Airy's equation compared with ``facsimile" equations
clear all close all
Solution near t=0. Here is the correct way to enter Airy's equation.
airy = @(t, y) [y(2); t*y(1)]; [tfor, yfor] = ode45(airy, [0,2], [0,1]); plot(tfor, yfor(:,1), 'r') hold on [tbak, ybak] = ode45(airy, [0,-2], [0,1]); plot(tbak, ybak(:,1), 'r') facA = dsolve('D2y = 0', 'y(0)=0', 'Dy(0)=1') ezplot(facA, [-2, 2]) hold off title(['solution to Airy\prime', 's equation and facsimile near t=0'])
facA = t
The facsimile agrees well with the actual solution in a neighborhood of the origin.
Solution for t near -16 = -4^2.
solb = ode45(airy, [0,-20], [0,1]); tt = -18:.05:-14; yy = deval(solb, tt, 1); plot(tt, yy, 'r') hold on
After viewing the graph, we see that it does resemble a sine curve. Now the solutions of y'' = -16*y are spanned by sin(4*t) and cos(4*t). So we want to find the best values of a(1) and a(2) for which yy ~ a(1)*sin(4*tt) + a(2)*cos(4*tt) We can do this with MATLAB's "backslash" command, as discussed in sections 4.1.3 and 8.4.
a = [sin(4*tt) ; cos(4*tt)]' \ yy' facB = a(1)*sin(4*tt) + a(2)*cos(4*tt); plot(tt, facB, 'b') hold off axis([-18 -14 -1 1]) title(['solution to Airy\prime', ... 's equation and facsimile near t=-16'])
a =
-0.3360
0.5358
Solution for t near 16 = 4^2.
solf = ode45(airy, [0,18], [0,1]); tt = 14:.05:18; yy = deval(solf, tt, 1); plot(tt, yy, 'r') hold on axis([14 18 10^20 4*10^21])

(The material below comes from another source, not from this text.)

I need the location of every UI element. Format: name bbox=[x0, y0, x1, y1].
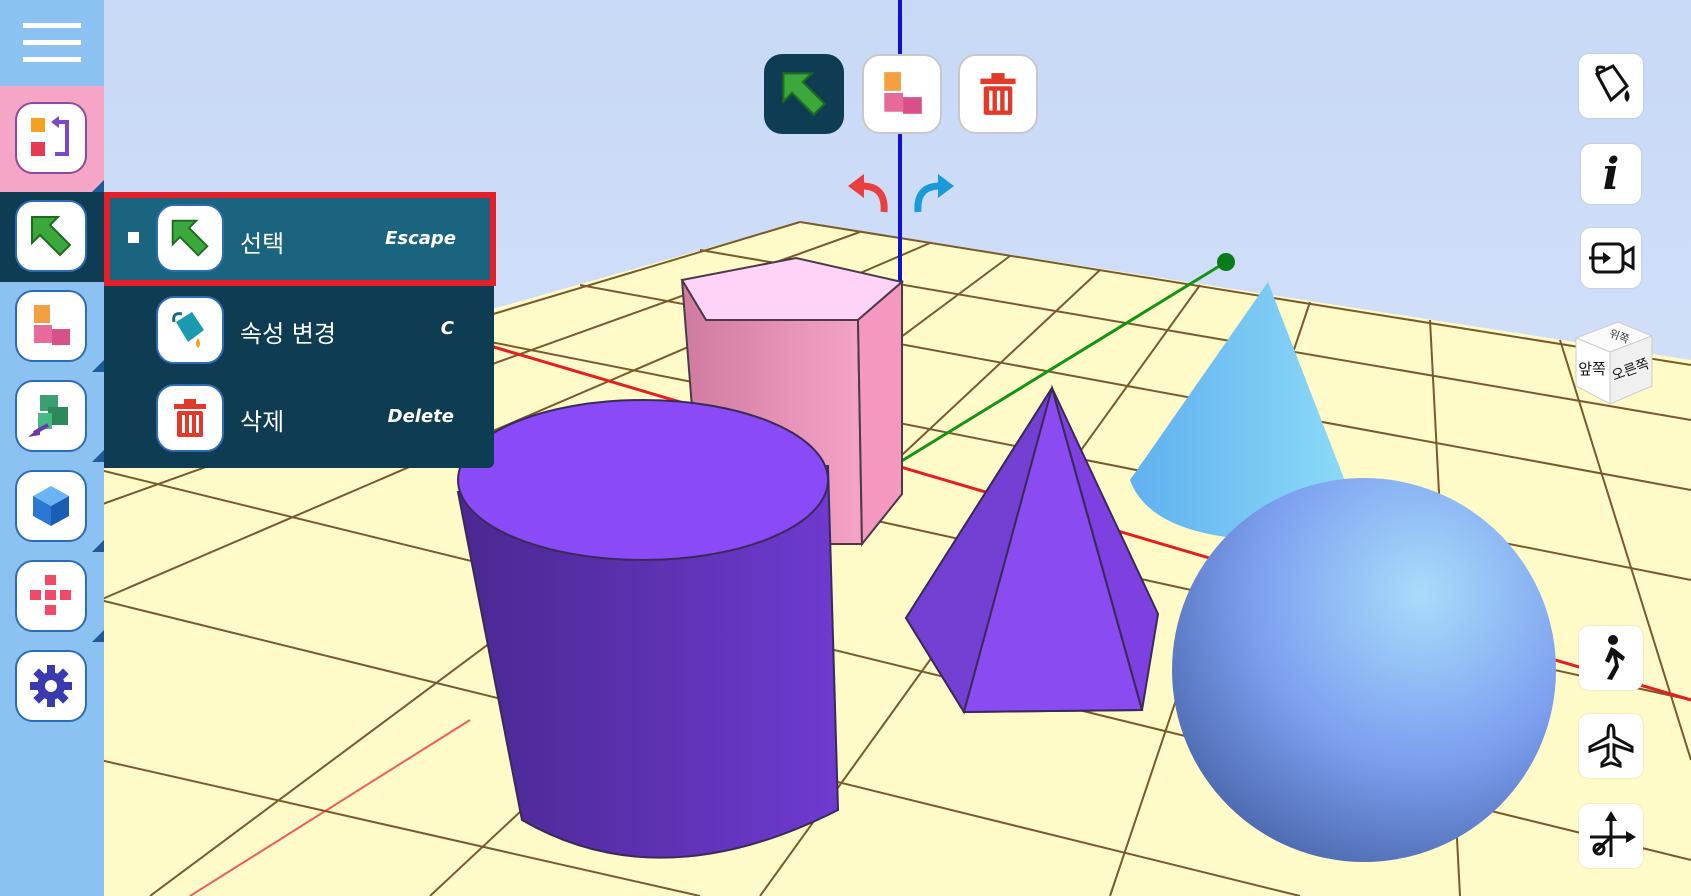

After viewing the graph, we see that it does resemble a hyperbolic sine curve. Now the solutions of y'' = -16*y are spanned by sinh(4*t) and cosh(4*t). So we want to find the best values of a(1) and a(2) for which yy ~ a(1)*sinh(4*tt) + a(2)*cosh(4*tt) We can do this with MATLAB's "backslash" command, as discussed in sections 4.1.3 and 8.4.

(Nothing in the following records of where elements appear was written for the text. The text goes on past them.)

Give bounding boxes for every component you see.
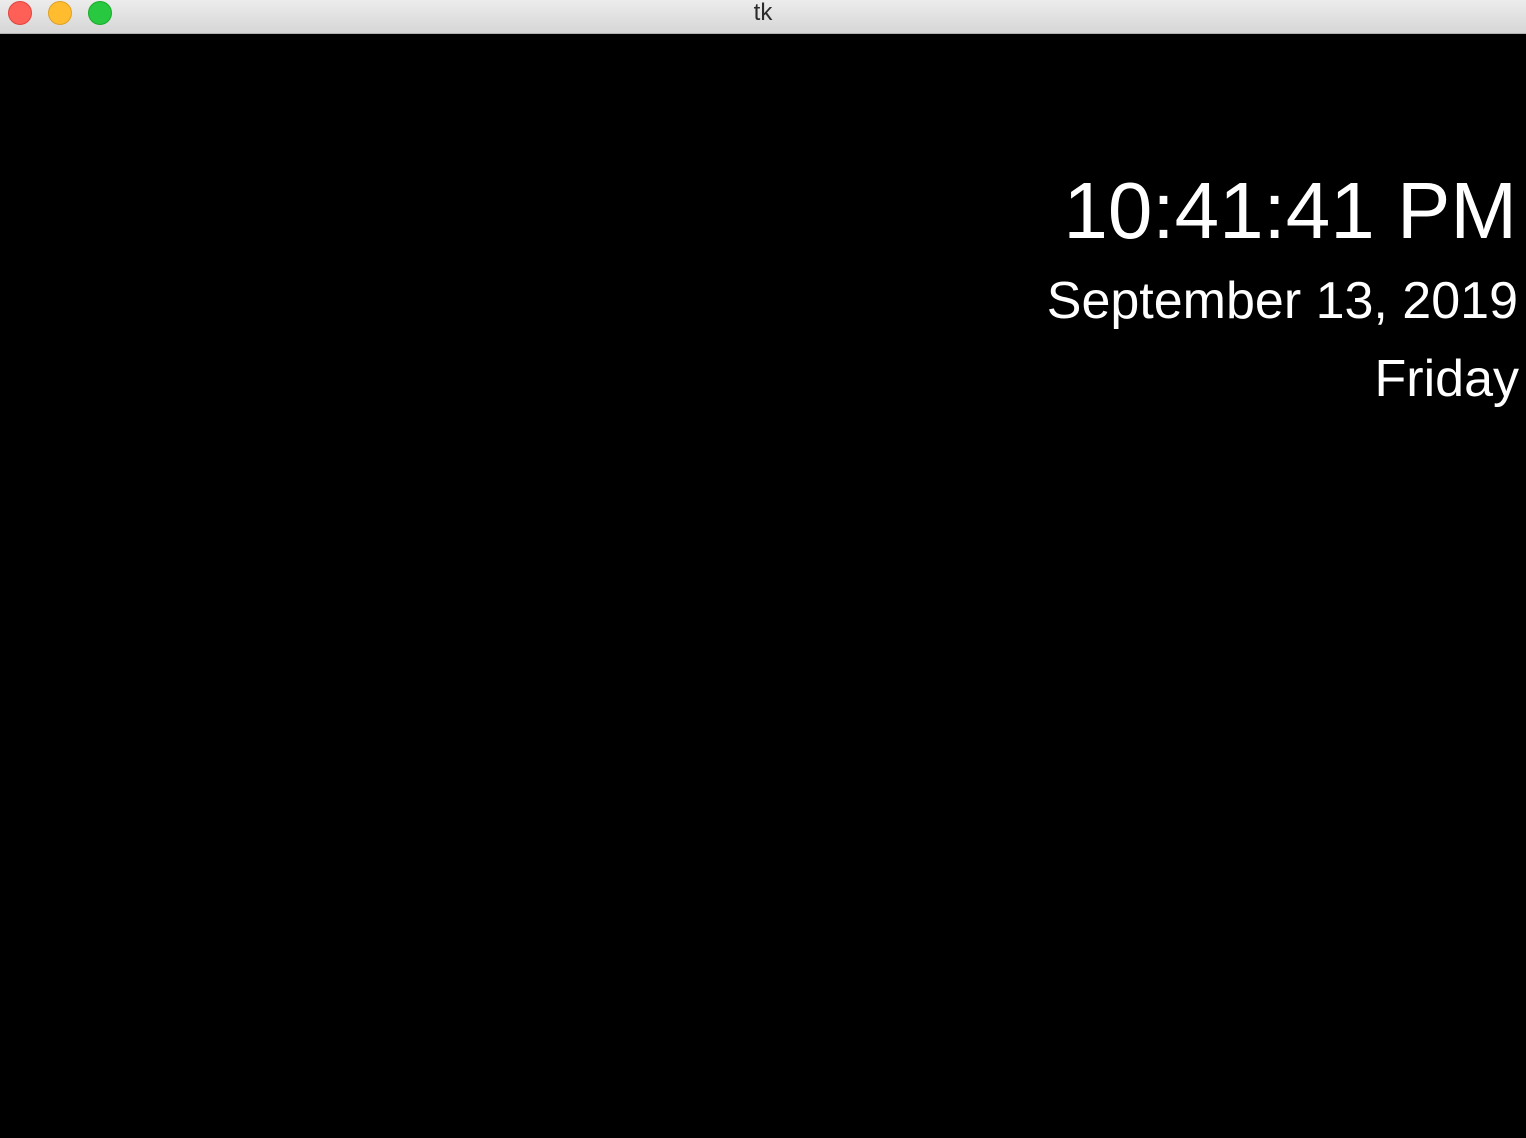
clock-day: Friday — [1374, 350, 1519, 408]
title-bar[interactable]: tk — [0, 0, 1526, 34]
clock-time: 10:41:41 PM — [1063, 166, 1517, 255]
clock-date: September 13, 2019 — [1046, 272, 1518, 330]
app-window: tk 10:41:41 PM September 13, 2019 Friday — [0, 0, 1526, 1138]
clock-panel: 10:41:41 PM September 13, 2019 Friday — [0, 35, 1526, 1138]
window-title: tk — [753, 0, 773, 26]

a = [sinh(4*tt) ; cosh(4*tt)]' \ yy' facC = a(1)*sinh(4*tt) + a(2)*cosh(4*tt); plot(tt, facC, 'b') hold off axis([14 18 10^20 4*10^21]) title(['solution to Airy\prime', ... 's equation and facsimile near t=16'])
Warning: Rank deficient, rank = 1, tol = 2.9111e+17.
a =
1.0e-09 *
0.4160
0
Since the solution is so large, we can get a better picture with a semilogarithmic plot. Recall that a semilog plot of an exponential function looks almost like a straight line.
semilogy(tt, yy, 'r', tt, facC, 'b') title('semilog plot of solution and facsimile near t=16')
Solution over (-20,2), oscillations for negative time
ttb = -20:0.05:0; yyb = deval(solb, ttb, 1); ttf = 0:0.05:2; yyf = deval(solf, ttf, 1); plot(ttb, yyb, 'b', ttf, yyf, 'b') axis([-20 2 -2 3]) title(['Oscillations in the solution to Airy\prime', ... 's equation'])
It appears that the frequency increases and the amplitude decreases as t goes to minus infinity. The increasing frequency is predicted by our analysis; the decreasing amplitude is harder to explain.